I cried more this night and during this period of my life, than ever before. Each time, creating new space, and feeling of lightness, follows.
What were all these lies that I had been believing?
Which were lies, and which were real?
What made me feel and think this way?
Why does this hurt so damn much?
How do I fix this?
Questions going on for me as my world crumbled, from the inside out. As I crumbled inside, it felt like all the world around me was falling apart, too.
All the ‘facts’ I ever believed began to come into question.
During this night, my sister’s death came to mind for me. She was killed three years prior. Ran over by a car. She was 34.
I had yet to face her death, other than I made a commitment to remember always, we are not guaranteed tomorrow.
Here I was, 31, and I felt like I was dying. Something inside of me was dying. I recommitted to myself what I had committed to her at her funeral. About how I would live my life.
On this night, it became clear that this way of feeling and thinking is not normal. It is not normal to talk to myself this way. To feel this way. Even though I had carried most of this with me my entire life, it was like a switch flipped that night.
That switch flipped that once had me in the dark about how I was doing life, and the source of its creation.
There was a knowing that this could change. And, I would devote my life to changing this way of experiencing life, that caused pain for myself and others.
I had this experience seven times in one night. Each time, the anxiety and tension, lessoned.
I look back now and see why I was always uncomfortable with silence. The constant work. Music. Exercise. Talking. Everything that kept me from being quiet and alone with myself. Noise kept the ever present tension in my mind and body operating unseen.
I once hung out with a T-Rex around this time of my life. This ferocious T-Rex was like the experience of living in my mind and body.
When you consider the dinosaurs, there wasn’t much you could do to stop a T-Rex if it was after you.
It wasn’t pretty for the other dinosaurs, or for me as the host of this carnivore being in my mind. Devouring any semblance of self esteem. Devouring any moment of feeling at ease, with all the things that are wrong with me or the world.
It was an ongoing onslaught of one thing to fear, after another. I was never at ease. Always on guard. Always striving toward the next thing. In my mind, I was keeping everything together.
During this period of my life, falling apart was exactly what I needed. Because it’s in the falling apart that we can collect ourselves, and rebuild anew.
I let myself fall apart again and again. I began to see all the lies I had convinced myself to be true, and how they haunted and harmed me.

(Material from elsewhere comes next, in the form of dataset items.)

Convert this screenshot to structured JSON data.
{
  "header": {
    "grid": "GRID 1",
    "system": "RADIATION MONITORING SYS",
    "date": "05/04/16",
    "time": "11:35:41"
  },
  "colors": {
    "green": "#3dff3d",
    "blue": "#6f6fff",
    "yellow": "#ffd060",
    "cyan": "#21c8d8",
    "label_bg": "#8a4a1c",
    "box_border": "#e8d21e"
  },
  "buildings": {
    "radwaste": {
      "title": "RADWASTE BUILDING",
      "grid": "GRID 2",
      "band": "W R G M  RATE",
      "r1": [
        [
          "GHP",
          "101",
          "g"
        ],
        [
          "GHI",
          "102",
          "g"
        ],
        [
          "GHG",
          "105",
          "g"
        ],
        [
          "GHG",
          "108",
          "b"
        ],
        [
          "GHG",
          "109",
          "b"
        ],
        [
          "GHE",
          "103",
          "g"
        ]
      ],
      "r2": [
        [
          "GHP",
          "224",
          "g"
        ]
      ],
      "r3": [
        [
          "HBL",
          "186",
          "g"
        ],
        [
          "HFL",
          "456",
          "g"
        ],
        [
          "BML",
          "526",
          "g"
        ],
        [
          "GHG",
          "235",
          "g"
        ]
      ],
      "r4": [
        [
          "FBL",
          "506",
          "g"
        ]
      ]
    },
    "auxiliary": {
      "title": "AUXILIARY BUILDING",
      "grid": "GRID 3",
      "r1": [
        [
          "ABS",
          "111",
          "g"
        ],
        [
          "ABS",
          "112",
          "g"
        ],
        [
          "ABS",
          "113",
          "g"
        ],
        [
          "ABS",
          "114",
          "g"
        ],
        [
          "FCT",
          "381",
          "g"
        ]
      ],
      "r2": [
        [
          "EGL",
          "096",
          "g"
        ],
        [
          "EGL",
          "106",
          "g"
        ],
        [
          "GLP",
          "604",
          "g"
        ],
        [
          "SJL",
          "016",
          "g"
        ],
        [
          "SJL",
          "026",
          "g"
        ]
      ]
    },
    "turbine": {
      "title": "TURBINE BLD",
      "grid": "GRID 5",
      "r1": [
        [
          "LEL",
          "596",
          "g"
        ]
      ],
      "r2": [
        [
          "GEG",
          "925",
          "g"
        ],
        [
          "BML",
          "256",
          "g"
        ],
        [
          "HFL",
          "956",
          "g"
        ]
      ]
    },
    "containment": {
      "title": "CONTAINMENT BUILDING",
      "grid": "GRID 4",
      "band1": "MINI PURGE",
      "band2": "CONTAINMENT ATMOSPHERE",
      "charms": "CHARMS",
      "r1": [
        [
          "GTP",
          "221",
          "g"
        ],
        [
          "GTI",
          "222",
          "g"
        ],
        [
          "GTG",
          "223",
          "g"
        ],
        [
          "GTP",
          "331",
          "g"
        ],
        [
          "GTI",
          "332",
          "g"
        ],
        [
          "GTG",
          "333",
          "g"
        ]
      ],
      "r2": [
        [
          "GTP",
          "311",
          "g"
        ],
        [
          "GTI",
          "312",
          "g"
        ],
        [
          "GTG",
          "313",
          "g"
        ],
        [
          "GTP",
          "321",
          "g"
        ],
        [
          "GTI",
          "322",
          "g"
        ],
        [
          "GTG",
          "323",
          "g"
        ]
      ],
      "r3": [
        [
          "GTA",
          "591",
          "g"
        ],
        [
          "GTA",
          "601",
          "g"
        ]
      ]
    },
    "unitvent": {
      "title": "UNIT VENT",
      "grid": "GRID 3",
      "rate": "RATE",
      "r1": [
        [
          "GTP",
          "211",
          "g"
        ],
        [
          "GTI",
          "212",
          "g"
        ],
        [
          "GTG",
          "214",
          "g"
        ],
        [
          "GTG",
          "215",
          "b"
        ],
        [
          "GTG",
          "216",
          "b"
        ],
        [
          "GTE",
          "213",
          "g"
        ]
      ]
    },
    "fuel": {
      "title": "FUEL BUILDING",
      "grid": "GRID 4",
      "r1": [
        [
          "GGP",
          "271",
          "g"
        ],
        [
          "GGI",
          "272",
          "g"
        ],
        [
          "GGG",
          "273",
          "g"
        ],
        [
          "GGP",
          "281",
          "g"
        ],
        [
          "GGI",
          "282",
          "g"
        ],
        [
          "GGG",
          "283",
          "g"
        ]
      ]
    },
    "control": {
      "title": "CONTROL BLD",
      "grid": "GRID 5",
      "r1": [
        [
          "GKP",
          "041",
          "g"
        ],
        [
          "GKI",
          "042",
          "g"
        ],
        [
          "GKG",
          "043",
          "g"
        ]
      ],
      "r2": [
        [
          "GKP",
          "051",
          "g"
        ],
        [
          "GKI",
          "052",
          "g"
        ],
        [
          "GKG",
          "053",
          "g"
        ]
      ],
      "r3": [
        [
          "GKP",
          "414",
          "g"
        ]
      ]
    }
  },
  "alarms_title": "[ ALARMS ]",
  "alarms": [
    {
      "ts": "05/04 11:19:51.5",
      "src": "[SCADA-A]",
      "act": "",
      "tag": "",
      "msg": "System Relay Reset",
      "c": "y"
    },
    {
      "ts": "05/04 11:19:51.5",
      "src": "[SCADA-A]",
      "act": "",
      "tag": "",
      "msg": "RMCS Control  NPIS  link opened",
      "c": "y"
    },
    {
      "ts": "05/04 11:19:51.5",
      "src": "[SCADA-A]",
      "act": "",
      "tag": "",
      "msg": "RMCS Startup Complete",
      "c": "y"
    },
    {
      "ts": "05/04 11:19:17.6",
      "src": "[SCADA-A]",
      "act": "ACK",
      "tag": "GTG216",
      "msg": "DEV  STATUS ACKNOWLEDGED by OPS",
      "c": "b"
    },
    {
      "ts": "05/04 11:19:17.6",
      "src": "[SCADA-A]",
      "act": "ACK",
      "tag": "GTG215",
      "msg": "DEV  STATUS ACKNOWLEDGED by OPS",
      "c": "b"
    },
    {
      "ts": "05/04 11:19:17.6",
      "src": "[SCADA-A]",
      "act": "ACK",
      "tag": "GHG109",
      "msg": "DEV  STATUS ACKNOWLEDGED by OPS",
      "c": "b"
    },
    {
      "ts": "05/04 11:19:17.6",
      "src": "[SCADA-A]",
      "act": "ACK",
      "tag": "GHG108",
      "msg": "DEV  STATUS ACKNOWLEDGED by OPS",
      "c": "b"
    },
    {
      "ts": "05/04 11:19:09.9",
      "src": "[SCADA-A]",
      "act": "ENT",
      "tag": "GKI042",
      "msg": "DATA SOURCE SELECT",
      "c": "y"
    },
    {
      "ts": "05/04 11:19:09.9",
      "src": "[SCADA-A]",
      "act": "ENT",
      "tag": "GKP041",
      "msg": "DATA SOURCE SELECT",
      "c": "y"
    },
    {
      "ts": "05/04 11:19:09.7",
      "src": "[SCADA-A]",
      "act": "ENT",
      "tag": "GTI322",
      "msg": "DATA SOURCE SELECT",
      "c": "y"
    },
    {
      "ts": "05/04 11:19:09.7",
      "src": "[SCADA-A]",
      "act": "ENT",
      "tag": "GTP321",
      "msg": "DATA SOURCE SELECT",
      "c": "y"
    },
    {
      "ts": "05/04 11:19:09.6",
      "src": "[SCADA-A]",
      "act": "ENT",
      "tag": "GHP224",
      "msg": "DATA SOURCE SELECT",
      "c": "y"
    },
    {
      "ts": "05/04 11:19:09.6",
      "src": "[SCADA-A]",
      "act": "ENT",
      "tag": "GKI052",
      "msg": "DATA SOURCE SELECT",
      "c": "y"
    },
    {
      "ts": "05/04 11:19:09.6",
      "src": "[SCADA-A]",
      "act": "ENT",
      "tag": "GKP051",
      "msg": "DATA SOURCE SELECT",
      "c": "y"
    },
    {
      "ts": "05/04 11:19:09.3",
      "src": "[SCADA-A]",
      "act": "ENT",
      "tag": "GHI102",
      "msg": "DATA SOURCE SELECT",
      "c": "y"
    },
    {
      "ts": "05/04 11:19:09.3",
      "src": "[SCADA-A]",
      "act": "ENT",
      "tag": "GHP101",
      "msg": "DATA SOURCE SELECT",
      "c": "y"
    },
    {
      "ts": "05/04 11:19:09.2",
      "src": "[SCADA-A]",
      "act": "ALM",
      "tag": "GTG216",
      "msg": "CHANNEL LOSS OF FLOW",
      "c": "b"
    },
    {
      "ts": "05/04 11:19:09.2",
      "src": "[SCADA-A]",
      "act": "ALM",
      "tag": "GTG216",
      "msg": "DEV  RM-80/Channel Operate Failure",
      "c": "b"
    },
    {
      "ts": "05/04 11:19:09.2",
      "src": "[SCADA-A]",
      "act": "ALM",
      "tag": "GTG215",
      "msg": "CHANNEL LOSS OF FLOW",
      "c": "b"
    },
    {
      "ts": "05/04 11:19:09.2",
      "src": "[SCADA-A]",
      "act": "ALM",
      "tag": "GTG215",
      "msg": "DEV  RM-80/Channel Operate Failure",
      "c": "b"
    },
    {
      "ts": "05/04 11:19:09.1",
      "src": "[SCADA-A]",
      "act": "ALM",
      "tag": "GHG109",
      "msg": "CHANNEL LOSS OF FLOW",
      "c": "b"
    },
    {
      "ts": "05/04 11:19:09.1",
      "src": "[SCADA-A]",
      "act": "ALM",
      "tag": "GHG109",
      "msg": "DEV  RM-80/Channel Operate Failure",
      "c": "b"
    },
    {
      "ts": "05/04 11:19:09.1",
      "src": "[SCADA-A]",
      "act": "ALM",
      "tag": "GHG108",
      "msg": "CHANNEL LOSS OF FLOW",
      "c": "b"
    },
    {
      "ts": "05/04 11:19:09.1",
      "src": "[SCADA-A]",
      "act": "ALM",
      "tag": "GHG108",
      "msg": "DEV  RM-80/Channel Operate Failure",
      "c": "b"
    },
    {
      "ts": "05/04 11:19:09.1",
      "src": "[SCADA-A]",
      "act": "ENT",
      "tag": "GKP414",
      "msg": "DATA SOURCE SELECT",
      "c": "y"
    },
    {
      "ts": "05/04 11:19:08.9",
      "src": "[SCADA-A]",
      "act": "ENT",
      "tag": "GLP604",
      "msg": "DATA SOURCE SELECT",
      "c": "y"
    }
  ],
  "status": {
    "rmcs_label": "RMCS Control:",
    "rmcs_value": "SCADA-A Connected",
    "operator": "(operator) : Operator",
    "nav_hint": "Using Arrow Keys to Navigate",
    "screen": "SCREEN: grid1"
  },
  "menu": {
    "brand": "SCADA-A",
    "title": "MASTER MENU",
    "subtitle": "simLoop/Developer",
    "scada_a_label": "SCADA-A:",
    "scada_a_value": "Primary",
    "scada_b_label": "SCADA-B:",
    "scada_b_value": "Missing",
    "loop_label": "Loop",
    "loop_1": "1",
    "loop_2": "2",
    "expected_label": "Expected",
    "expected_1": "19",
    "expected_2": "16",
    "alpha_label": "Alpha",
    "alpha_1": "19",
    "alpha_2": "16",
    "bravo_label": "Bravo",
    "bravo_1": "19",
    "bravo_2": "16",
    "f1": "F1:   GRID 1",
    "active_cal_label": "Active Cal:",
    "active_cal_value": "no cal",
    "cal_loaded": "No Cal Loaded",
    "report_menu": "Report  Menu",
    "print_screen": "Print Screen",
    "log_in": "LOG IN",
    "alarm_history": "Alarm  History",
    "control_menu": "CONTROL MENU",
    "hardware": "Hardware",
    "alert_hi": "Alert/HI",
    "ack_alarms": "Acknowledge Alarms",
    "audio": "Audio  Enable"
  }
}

This was a major turning point in my life.
That same night, I remembered when my boss referred to me as a ‘work horse’. At the time, I wore that as a badge of honor.
On this night, that badge of honor started to look hollow, meaningless, and harmful.
If there is anything written about my death, being known as the following, is not something I aspire to….
“Here lies Matt, the man that worked himself to death for another person’s dreams. He was a great horse. Until he wasn’t.
Here lies Matt, lived his life scared of his own shadow, afraid to see how he lied to himself until his final days”
In the allowing of my falling apart, I was able to see what I once could not. I began leaning into the tension and angst that had always been there, with greater awareness. In doing this, I continued my path of creating a more easeful life.
I was further freeing myself from the shackles that bound me.
This period began to create space for more curiosity, wonderment, and creative expression. Bit by bit, this started to show up in each area of my life. Over the past five years, I have continued my process.
What has shifted is living my life more as a process rather than a goal. I do have goals in business and my life. And, it’s been learning to be present to the process of their creation, that freedom and results exist.
Freeing ourselves occurs from the inside out is an ongoing process that unfolds. Developing the courage to lean into the tensions we sense are there, is our next step to freedom.
Will you give yourself permission to lean in?